Hidden Lake and the scree field I descended below Hidden Peak.
Hidden Lake and the scree field I descended below Hidden Peak.


O’Malley ridgeline, viewed from the south. Click for panorama

Chugach State Park is so close to home that I often take it for granted and forget what a spectacular playground it can be. This was a great hike. Many people travel thousands of miles to hike through rugged Alaskan scenery like this. And I was home in time for lunch.

Crazy Eights: The World Championships of the World Summer Slalom, Extreme and Big Air XC Skiing Championships

Saturday, August 9th, 2008

No doubt you’ve heard about the biggest sporting event of the year, which kicked off on August 8, 2008 (8/8/8). Apparently the organizing committee of this spectacular event, which was created to bring together the world’s best athletes in competition and celebration, chose the date 8/8/8 because eight is a special number that brings good luck. It’s sure to be a momentous occasion watched by billions around the globe.

I am talking, of course, about the World Championships of the World Summer Slalom, Extreme and Big Air XC Skiing Championships, the first ever on-snow xc skiing competition in Anchorage in August! You were thinking of some other event? Nope, this is bigger.

You know how extreme skiers have Powder 8 competitions? Well, this is the summer equivalent. The chance to ski some eights on 8/8/08 comes around once every millennium, so we had to take advantage. The event was Tim Kelley’s brainchild. He rounded up Benji, Tim M, Ian and I and we hiked up the Rabbit Creek trail to a nice snowpatch just before the lake. After the opening ceremony pyrotechnics, consisting of thunder, lightning, hail, and rain, the skies cleared a bit and the games began! Check out the photos below. I only had my cell phone camera, so my pictures aren’t very good.

 

Skiing 8's on 8-8-08

 

Check Tim’s website for better photos and results from the big event.

P.S. I just realized that 3 of the 5 photo sets in my Summer ‘08 album are ski trips. Its been that kind of summer.

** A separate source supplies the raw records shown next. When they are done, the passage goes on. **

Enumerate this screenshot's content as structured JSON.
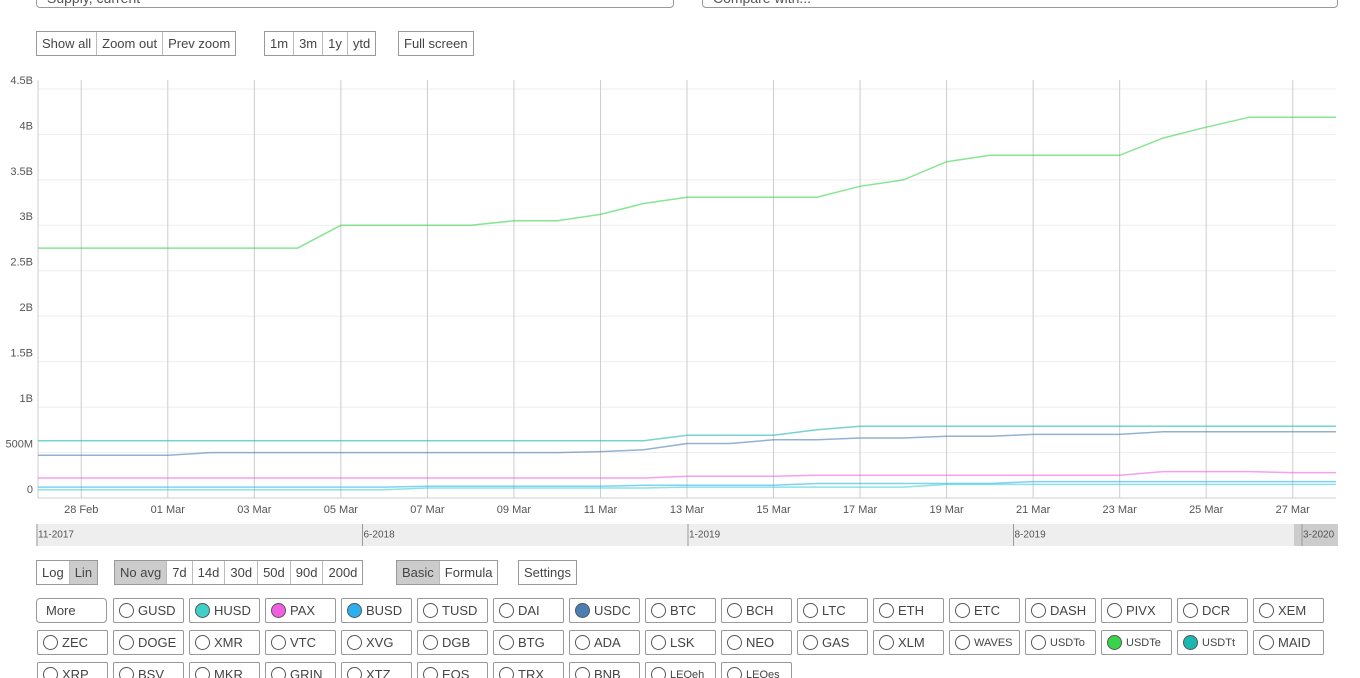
{
  "controls": {
    "metric": "Supply, current",
    "compare": "Compare with...",
    "zoom_groups": [
      [
        {
          "label": "Show all"
        },
        {
          "label": "Zoom out"
        },
        {
          "label": "Prev zoom"
        }
      ],
      [
        {
          "label": "1m"
        },
        {
          "label": "3m"
        },
        {
          "label": "1y"
        },
        {
          "label": "ytd"
        }
      ],
      [
        {
          "label": "Full screen"
        }
      ]
    ],
    "option_groups": [
      [
        {
          "label": "Log"
        },
        {
          "label": "Lin",
          "active": true
        }
      ],
      [
        {
          "label": "No avg",
          "active": true
        },
        {
          "label": "7d"
        },
        {
          "label": "14d"
        },
        {
          "label": "30d"
        },
        {
          "label": "50d"
        },
        {
          "label": "90d"
        },
        {
          "label": "200d"
        }
      ],
      [
        {
          "label": "Basic",
          "active": true
        },
        {
          "label": "Formula"
        }
      ],
      [
        {
          "label": "Settings"
        }
      ]
    ],
    "more": "More",
    "assets": [
      [
        "GUSD",
        "HUSD",
        "PAX",
        "BUSD",
        "TUSD",
        "DAI",
        "USDC",
        "BTC",
        "BCH",
        "LTC",
        "ETH",
        "ETC",
        "DASH",
        "PIVX",
        "DCR",
        "XEM"
      ],
      [
        "ZEC",
        "DOGE",
        "XMR",
        "VTC",
        "XVG",
        "DGB",
        "BTG",
        "ADA",
        "LSK",
        "NEO",
        "GAS",
        "XLM",
        "WAVES",
        "USDTo",
        "USDTe",
        "USDTt",
        "MAID"
      ],
      [
        "XRP",
        "BSV",
        "MKR",
        "GRIN",
        "XTZ",
        "EOS",
        "TRX",
        "BNB",
        "LEOeh",
        "LEOes"
      ]
    ]
  },
  "chart_data": {
    "type": "line",
    "categories": [
      null,
      "28 Feb",
      null,
      "01 Mar",
      null,
      "03 Mar",
      null,
      "05 Mar",
      null,
      "07 Mar",
      null,
      "09 Mar",
      null,
      "11 Mar",
      null,
      "13 Mar",
      null,
      "15 Mar",
      null,
      "17 Mar",
      null,
      "19 Mar",
      null,
      "21 Mar",
      null,
      "23 Mar",
      null,
      "25 Mar",
      null,
      "27 Mar",
      null
    ],
    "ylim": [
      0,
      4.5
    ],
    "yticks": [
      0,
      {
        "value": 0.5,
        "label": "500M"
      },
      {
        "value": 1,
        "label": "1B"
      },
      {
        "value": 1.5,
        "label": "1.5B"
      },
      {
        "value": 2,
        "label": "2B"
      },
      {
        "value": 2.5,
        "label": "2.5B"
      },
      {
        "value": 3,
        "label": "3B"
      },
      {
        "value": 3.5,
        "label": "3.5B"
      },
      {
        "value": 4,
        "label": "4B"
      },
      {
        "value": 4.5,
        "label": "4.5B"
      }
    ],
    "grid": true,
    "series": [
      {
        "name": "USDTe",
        "color": "#37d64a",
        "values": [
          2.75,
          2.75,
          2.75,
          2.75,
          2.75,
          2.75,
          2.75,
          3.0,
          3.0,
          3.0,
          3.0,
          3.05,
          3.05,
          3.12,
          3.24,
          3.31,
          3.31,
          3.31,
          3.31,
          3.43,
          3.5,
          3.7,
          3.77,
          3.77,
          3.77,
          3.77,
          3.96,
          4.08,
          4.19,
          4.19,
          4.19
        ]
      },
      {
        "name": "USDTt",
        "color": "#1ab8b0",
        "values": [
          0.63,
          0.63,
          0.63,
          0.63,
          0.63,
          0.63,
          0.63,
          0.63,
          0.63,
          0.63,
          0.63,
          0.63,
          0.63,
          0.63,
          0.63,
          0.69,
          0.69,
          0.69,
          0.75,
          0.79,
          0.79,
          0.79,
          0.79,
          0.79,
          0.79,
          0.79,
          0.79,
          0.79,
          0.79,
          0.79,
          0.79
        ]
      },
      {
        "name": "USDC",
        "color": "#4a7fb5",
        "values": [
          0.47,
          0.47,
          0.47,
          0.47,
          0.5,
          0.5,
          0.5,
          0.5,
          0.5,
          0.5,
          0.5,
          0.5,
          0.5,
          0.51,
          0.53,
          0.6,
          0.6,
          0.64,
          0.64,
          0.66,
          0.66,
          0.68,
          0.68,
          0.7,
          0.7,
          0.7,
          0.73,
          0.73,
          0.73,
          0.73,
          0.73
        ]
      },
      {
        "name": "PAX",
        "color": "#f060e0",
        "values": [
          0.22,
          0.22,
          0.22,
          0.22,
          0.22,
          0.22,
          0.22,
          0.22,
          0.22,
          0.22,
          0.22,
          0.22,
          0.22,
          0.22,
          0.22,
          0.24,
          0.24,
          0.24,
          0.25,
          0.25,
          0.25,
          0.25,
          0.25,
          0.25,
          0.25,
          0.25,
          0.29,
          0.29,
          0.29,
          0.28,
          0.28
        ]
      },
      {
        "name": "BUSD",
        "color": "#2bb0f0",
        "values": [
          0.12,
          0.12,
          0.12,
          0.12,
          0.12,
          0.12,
          0.12,
          0.12,
          0.12,
          0.13,
          0.13,
          0.13,
          0.13,
          0.13,
          0.14,
          0.14,
          0.14,
          0.14,
          0.16,
          0.16,
          0.16,
          0.16,
          0.16,
          0.18,
          0.18,
          0.18,
          0.18,
          0.18,
          0.18,
          0.18,
          0.18
        ]
      },
      {
        "name": "HUSD",
        "color": "#3fd0c9",
        "values": [
          0.09,
          0.09,
          0.09,
          0.09,
          0.09,
          0.09,
          0.09,
          0.09,
          0.09,
          0.11,
          0.11,
          0.11,
          0.11,
          0.11,
          0.11,
          0.12,
          0.12,
          0.12,
          0.12,
          0.12,
          0.12,
          0.15,
          0.15,
          0.15,
          0.15,
          0.15,
          0.15,
          0.15,
          0.15,
          0.15,
          0.15
        ]
      }
    ],
    "navigator": [
      "11-2017",
      "6-2018",
      "1-2019",
      "8-2019",
      "3-2020"
    ]
  }
}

P.P.S. Tim also posted a video of the event, which you can view by clicking on the link to his website. It’s quite funny, in an embarrassing kind of way. We look like a bunch of old geezers feebly trying to ‘go big’ like the kids do. Which, my wife reminded me, is a pretty accurate description. Oh well, at least the music rocks.

Turnagain Pass to Spencer Glacier Packrafting Hike

Friday, August 1st, 2008

Last summer, Ian and I tried to hike from Turnagain Pass to Spencer Glacier Lake, then packraft out the Placer River. I call this trip “Center2 Spencer” (Center to Spencer) because the route is Center Ridge to Center Creek to Spencer Glacier. Its as clever as I could get.

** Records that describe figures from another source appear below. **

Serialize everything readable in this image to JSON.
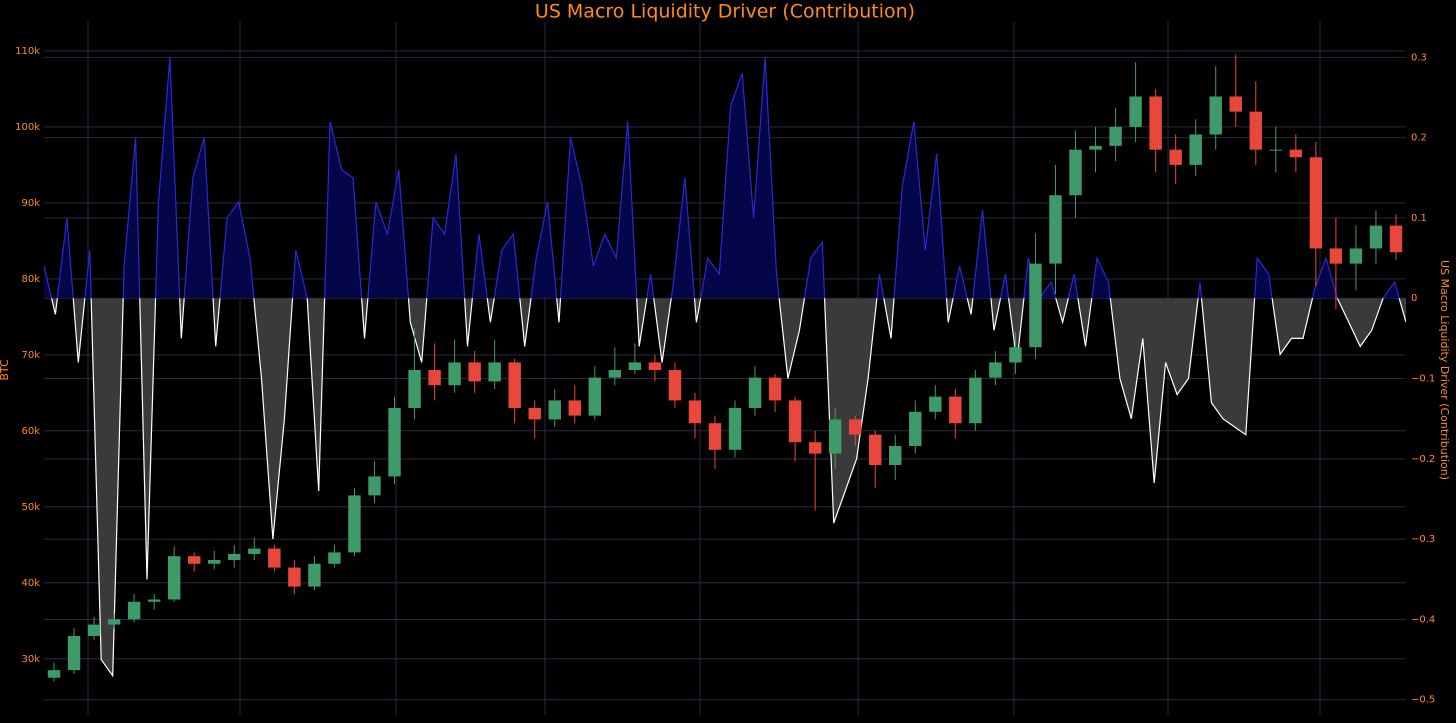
{
  "chart_data": [
    {
      "type": "candlestick",
      "title": "US Macro Liquidity Driver (Contribution)",
      "ylabel": "BTC",
      "increasing_color": "#3f9a6a",
      "decreasing_color": "#e8483c",
      "ylim": [
        22600,
        113800
      ],
      "yticks": [
        {
          "value": 30000,
          "label": "30k"
        },
        {
          "value": 40000,
          "label": "40k"
        },
        {
          "value": 50000,
          "label": "50k"
        },
        {
          "value": 60000,
          "label": "60k"
        },
        {
          "value": 70000,
          "label": "70k"
        },
        {
          "value": 80000,
          "label": "80k"
        },
        {
          "value": 90000,
          "label": "90k"
        },
        {
          "value": 100000,
          "label": "100k"
        },
        {
          "value": 110000,
          "label": "110k"
        }
      ],
      "grid": true,
      "open": [
        27500,
        28500,
        33000,
        34500,
        35200,
        37500,
        37800,
        43500,
        42500,
        43000,
        43800,
        44500,
        42000,
        39500,
        42500,
        44000,
        51500,
        54000,
        63000,
        68000,
        66000,
        69000,
        66500,
        69000,
        63000,
        61500,
        64000,
        62000,
        67000,
        68000,
        69000,
        68000,
        64000,
        61000,
        57500,
        63000,
        67000,
        64000,
        58500,
        57000,
        61500,
        59500,
        55500,
        58000,
        62500,
        64500,
        61000,
        67000,
        69000,
        71000,
        82000,
        91000,
        97000,
        97500,
        100000,
        104000,
        97000,
        95000,
        99000,
        104000,
        102000,
        97000,
        97000,
        96000,
        84000,
        82000,
        84000,
        87000
      ],
      "high": [
        29500,
        34000,
        35500,
        36000,
        38500,
        38500,
        44800,
        44000,
        44200,
        45000,
        46000,
        45000,
        43000,
        43500,
        45000,
        52500,
        56000,
        64500,
        73500,
        71500,
        72000,
        70500,
        72000,
        69500,
        64000,
        65500,
        66000,
        68500,
        71000,
        71500,
        70000,
        69000,
        65000,
        62000,
        64000,
        68500,
        67500,
        64500,
        60000,
        63000,
        62000,
        60000,
        59500,
        64000,
        66000,
        65500,
        68000,
        70500,
        73000,
        86000,
        95000,
        99500,
        100000,
        102500,
        108500,
        105000,
        99000,
        101000,
        108000,
        109500,
        106000,
        100000,
        99000,
        98000,
        88000,
        87000,
        89000,
        88500
      ],
      "low": [
        27000,
        28000,
        32500,
        34000,
        34800,
        36500,
        37500,
        41500,
        41800,
        42000,
        43000,
        41500,
        38500,
        39000,
        42000,
        43500,
        50500,
        53000,
        61500,
        64000,
        65000,
        65000,
        65500,
        61000,
        59000,
        60500,
        61000,
        61500,
        66000,
        67500,
        66500,
        63000,
        59000,
        55000,
        56500,
        62000,
        62500,
        56000,
        49500,
        55000,
        58000,
        52500,
        53500,
        57000,
        61500,
        59000,
        60000,
        66000,
        67500,
        69500,
        78000,
        88000,
        94000,
        95500,
        98000,
        94000,
        92500,
        93500,
        97000,
        100000,
        95000,
        94000,
        94000,
        79000,
        76000,
        78500,
        82000,
        82500
      ],
      "close": [
        28500,
        33000,
        34500,
        35200,
        37500,
        37800,
        43500,
        42500,
        43000,
        43800,
        44500,
        42000,
        39500,
        42500,
        44000,
        51500,
        54000,
        63000,
        68000,
        66000,
        69000,
        66500,
        69000,
        63000,
        61500,
        64000,
        62000,
        67000,
        68000,
        69000,
        68000,
        64000,
        61000,
        57500,
        63000,
        67000,
        64000,
        58500,
        57000,
        61500,
        59500,
        55500,
        58000,
        62500,
        64500,
        61000,
        67000,
        69000,
        71000,
        82000,
        91000,
        97000,
        97500,
        100000,
        104000,
        97000,
        95000,
        99000,
        104000,
        102000,
        97000,
        97000,
        96000,
        84000,
        82000,
        84000,
        87000,
        83500
      ]
    },
    {
      "type": "area",
      "y2label": "US Macro Liquidity Driver (Contribution)",
      "positive_fill": "#05054a",
      "positive_line": "#2a2ad0",
      "negative_fill": "#3a3a3a",
      "negative_line": "#ffffff",
      "y2lim": [
        -0.519,
        0.344
      ],
      "y2ticks": [
        {
          "value": -0.5,
          "label": "−0.5"
        },
        {
          "value": -0.4,
          "label": "−0.4"
        },
        {
          "value": -0.3,
          "label": "−0.3"
        },
        {
          "value": -0.2,
          "label": "−0.2"
        },
        {
          "value": -0.1,
          "label": "−0.1"
        },
        0,
        0.1,
        0.2,
        0.3
      ],
      "series": [
        {
          "axis": "y2",
          "values": [
            0.04,
            -0.02,
            0.1,
            -0.08,
            0.06,
            -0.45,
            -0.47,
            0.04,
            0.2,
            -0.35,
            0.12,
            0.3,
            -0.05,
            0.15,
            0.2,
            -0.06,
            0.1,
            0.12,
            0.05,
            -0.1,
            -0.3,
            -0.15,
            0.06,
            0,
            -0.24,
            0.22,
            0.16,
            0.15,
            -0.05,
            0.12,
            0.08,
            0.16,
            -0.03,
            -0.08,
            0.1,
            0.08,
            0.18,
            -0.06,
            0.08,
            -0.03,
            0.06,
            0.08,
            -0.06,
            0.05,
            0.12,
            -0.03,
            0.2,
            0.14,
            0.04,
            0.08,
            0.05,
            0.22,
            -0.06,
            0.03,
            -0.08,
            0.02,
            0.15,
            -0.03,
            0.05,
            0.03,
            0.24,
            0.28,
            0.1,
            0.3,
            0.03,
            -0.1,
            -0.04,
            0.05,
            0.07,
            -0.28,
            -0.24,
            -0.2,
            -0.1,
            0.03,
            -0.05,
            0.14,
            0.22,
            0.06,
            0.18,
            -0.03,
            0.04,
            -0.02,
            0.11,
            -0.04,
            0.03,
            -0.08,
            0.05,
            0,
            0.02,
            -0.03,
            0.03,
            -0.06,
            0.05,
            0.02,
            -0.1,
            -0.15,
            -0.05,
            -0.23,
            -0.08,
            -0.12,
            -0.1,
            0.02,
            -0.13,
            -0.15,
            -0.16,
            -0.17,
            0.05,
            0.03,
            -0.07,
            -0.05,
            -0.05,
            0.01,
            0.05,
            0,
            -0.03,
            -0.06,
            -0.04,
            0,
            0.02,
            -0.03
          ]
        }
      ]
    }
  ]
}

Unfortunately, we had to turn back at the pass near Tincan Peak, above Center Ridge. The cliff was a little too high and we didn’t have the right gear. So its been on my list to complete this summer. Friday was a nice day, so we jumped at the chance to do it again. We also took along Bastien, an orienteer who is visiting from France.

This time we made it. It was a great trip, but I’d be remiss if I didn’t tell you that some parts sucked. The bushwhack up to the top of Center Ridge wasn’t fun, but it was only half an hour. And after that, the walking on Center Ridge was great. Going over the pass was a challenge, but was made much more doable by good snow conditions and the fact that we had ice axes. The walking on the other side of the pass was easy-going with spectacular views, except for one steep bushwhacking section just before Center Creek Pass. And then, of course, the descent from Center Creek to Spencer Lake was awful. Some of the nastiest bushwhacking I’ve done. If they ever build the proposed whistle-stop trail down this slope, this could become a classic packraft trip. But not until then.

The trip took a total of 11 hours. We hiked quickly, but didn’t push the pace, and we stopped for a few snack breaks. We had a great time and made the most of a rare sunny day. Check out the photos for more details. Thanks to Bill for giving us info from his ski trip on this route in June.